My mom died on the second day of the new year, 2019. Her transition could not have been more peaceful; she was surrounded by family and left this world on her own terms, two months shy of her 90th birthday.
She was a very shy woman. And, I say to all you mothers out there– please get in front of the camera! I have so few photos of her– none digital on my laptop at the moment to share with you– am not at home where I could take them off the shelf– so for now, I will just use words as that is what she loved best anyway, though mine are pretty hardscrabble in the moment.
She read more books than anyone I know, worked for The Boston Post newspaper for seven years and it was the best job of her life. Gave it up to get married and have five kids. I have written about my mom over the years– and I am going to pull from that right now because in this moment I am wrapped in family time here at my sister’s home — feeling extraordinarily proud and blessed to be part of this five-pointed star with my two sisters and two brothers. Ironically, we are going to be going through boxes of family photos today– so I will hopefully have some to share of this most beautiful woman, my mother.
I could go on, but I won’t as my mother is an intensely private person and I honor that. And, because she reads this blog and I know any kind of praise or recognition embarrasses her.”
Motherhood is hard. It requires a level of sacrifice and heroism that is simply not celebrated as it deserves to be.

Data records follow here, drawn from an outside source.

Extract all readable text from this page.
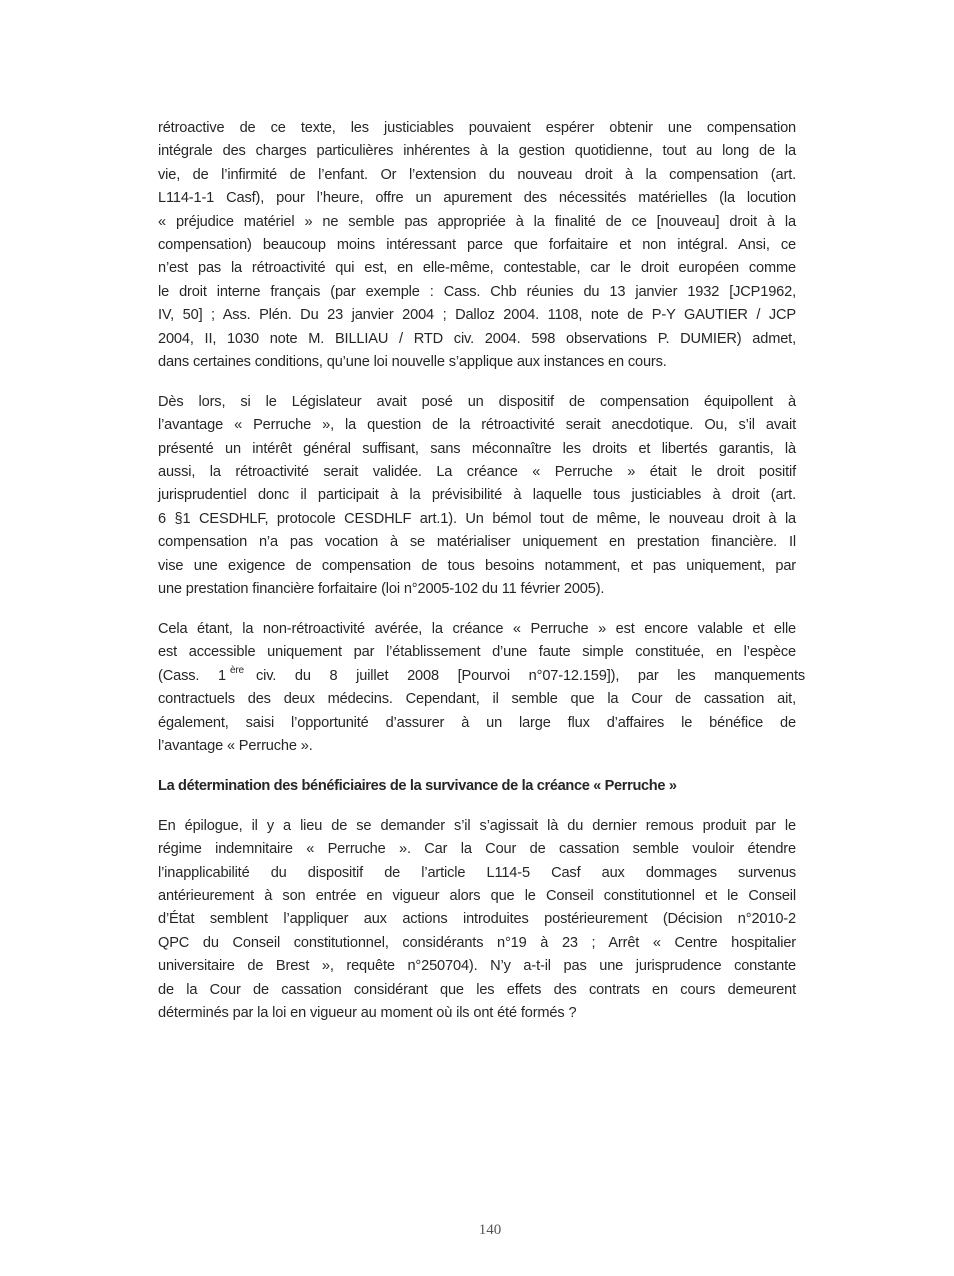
rétroactive de ce texte, les justiciables pouvaient espérer obtenir une compensation
intégrale des charges particulières inhérentes à la gestion quotidienne, tout au long de la
vie, de l’infirmité de l’enfant. Or l’extension du nouveau droit à la compensation (art.
L114-1-1 Casf), pour l’heure, offre un apurement des nécessités matérielles (la locution
« préjudice matériel » ne semble pas appropriée à la finalité de ce [nouveau] droit à la
compensation) beaucoup moins intéressant parce que forfaitaire et non intégral. Ansi, ce
n’est pas la rétroactivité qui est, en elle-même, contestable, car le droit européen comme
le droit interne français (par exemple : Cass. Chb réunies du 13 janvier 1932 [JCP1962,
IV, 50] ; Ass. Plén. Du 23 janvier 2004 ; Dalloz 2004. 1108, note de P-Y GAUTIER / JCP
2004, II, 1030 note M. BILLIAU / RTD civ. 2004. 598 observations P. DUMIER) admet,
dans certaines conditions, qu’une loi nouvelle s’applique aux instances en cours.
Dès lors, si le Législateur avait posé un dispositif de compensation équipollent à
l’avantage « Perruche », la question de la rétroactivité serait anecdotique. Ou, s’il avait
présenté un intérêt général suffisant, sans méconnaître les droits et libertés garantis, là
aussi, la rétroactivité serait validée. La créance « Perruche » était le droit positif
jurisprudentiel donc il participait à la prévisibilité à laquelle tous justiciables à droit (art.
6 §1 CESDHLF, protocole CESDHLF art.1). Un bémol tout de même, le nouveau droit à la
compensation n’a pas vocation à se matérialiser uniquement en prestation financière. Il
vise une exigence de compensation de tous besoins notamment, et pas uniquement, par
une prestation financière forfaitaire (loi n°2005-102 du 11 février 2005).
Cela étant, la non-rétroactivité avérée, la créance « Perruche » est encore valable et elle
est accessible uniquement par l’établissement d’une faute simple constituée, en l’espèce
(Cass. 1 $^{ère}$ civ. du 8 juillet 2008 [Pourvoi n°07-12.159]), par les manquements
contractuels des deux médecins. Cependant, il semble que la Cour de cassation ait,
également, saisi l’opportunité d’assurer à un large flux d’affaires le bénéfice de
l’avantage « Perruche ».
La détermination des bénéficiaires de la survivance de la créance « Perruche »
En épilogue, il y a lieu de se demander s’il s’agissait là du dernier remous produit par le
régime indemnitaire « Perruche ». Car la Cour de cassation semble vouloir étendre
l’inapplicabilité du dispositif de l’article L114-5 Casf aux dommages survenus
antérieurement à son entrée en vigueur alors que le Conseil constitutionnel et le Conseil
d’État semblent l’appliquer aux actions introduites postérieurement (Décision n°2010-2
QPC du Conseil constitutionnel, considérants n°19 à 23 ; Arrêt « Centre hospitalier
universitaire de Brest », requête n°250704). N’y a-t-il pas une jurisprudence constante
de la Cour de cassation considérant que les effets des contrats en cours demeurent
déterminés par la loi en vigueur au moment où ils ont été formés ?
140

I see the painting by Ramon Casas below and I think of the exhaustion, the chronic, constant exhaustion my mom had to navigate her days through.

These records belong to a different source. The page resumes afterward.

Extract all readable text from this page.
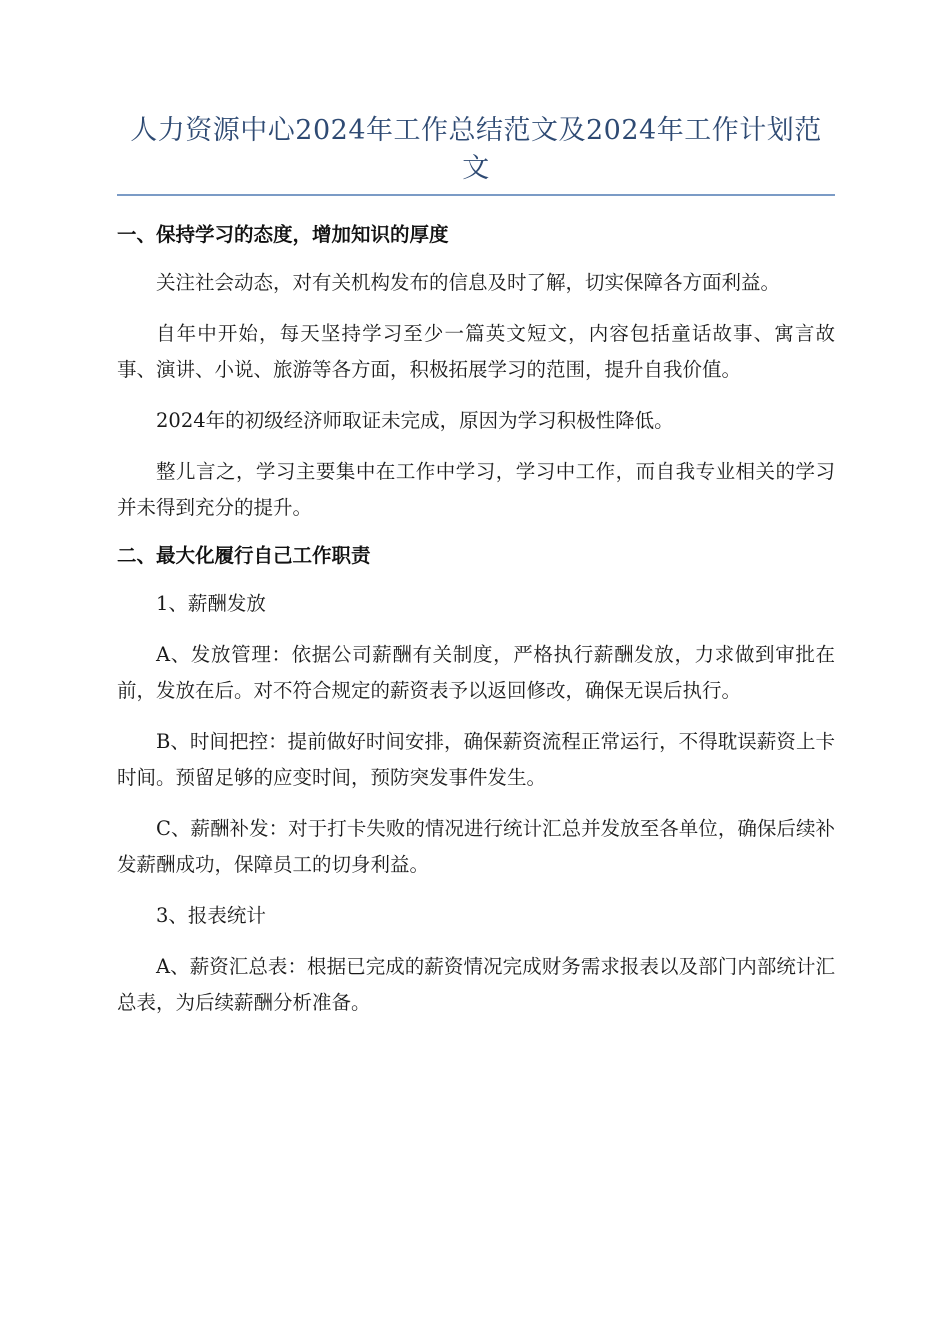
人力资源中心2024年工作总结范文及2024年工作计划范文
一、保持学习的态度，增加知识的厚度

关注社会动态，对有关机构发布的信息及时了解，切实保障各方面利益。

自年中开始，每天坚持学习至少一篇英文短文，内容包括童话故事、寓言故事、演讲、小说、旅游等各方面，积极拓展学习的范围，提升自我价值。

2024年的初级经济师取证未完成，原因为学习积极性降低。

整儿言之，学习主要集中在工作中学习，学习中工作，而自我专业相关的学习并未得到充分的提升。

二、最大化履行自己工作职责

1、薪酬发放

A、发放管理：依据公司薪酬有关制度，严格执行薪酬发放，力求做到审批在前，发放在后。对不符合规定的薪资表予以返回修改，确保无误后执行。

B、时间把控：提前做好时间安排，确保薪资流程正常运行，不得耽误薪资上卡时间。预留足够的应变时间，预防突发事件发生。

C、薪酬补发：对于打卡失败的情况进行统计汇总并发放至各单位，确保后续补发薪酬成功，保障员工的切身利益。

3、报表统计

A、薪资汇总表：根据已完成的薪资情况完成财务需求报表以及部门内部统计汇总表，为后续薪酬分析准备。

And yet, as I wrote here for my mom she taught me so much through all the things she loved.
I’m beyond fuzzy headed in this moment and my words are not taking shape– so I will just say, if you ever came to Squam or enjoyed any of the offerings I created through Squam– you have my mom to thank. I grew up wanting to save her, help her, nurture her– none of which I could do, but my desire to help another woman find her way in the world ran deep within me and has been the driving force of my life.
My mother has left this world, but I take comfort knowing the goddess lives on, in each of us.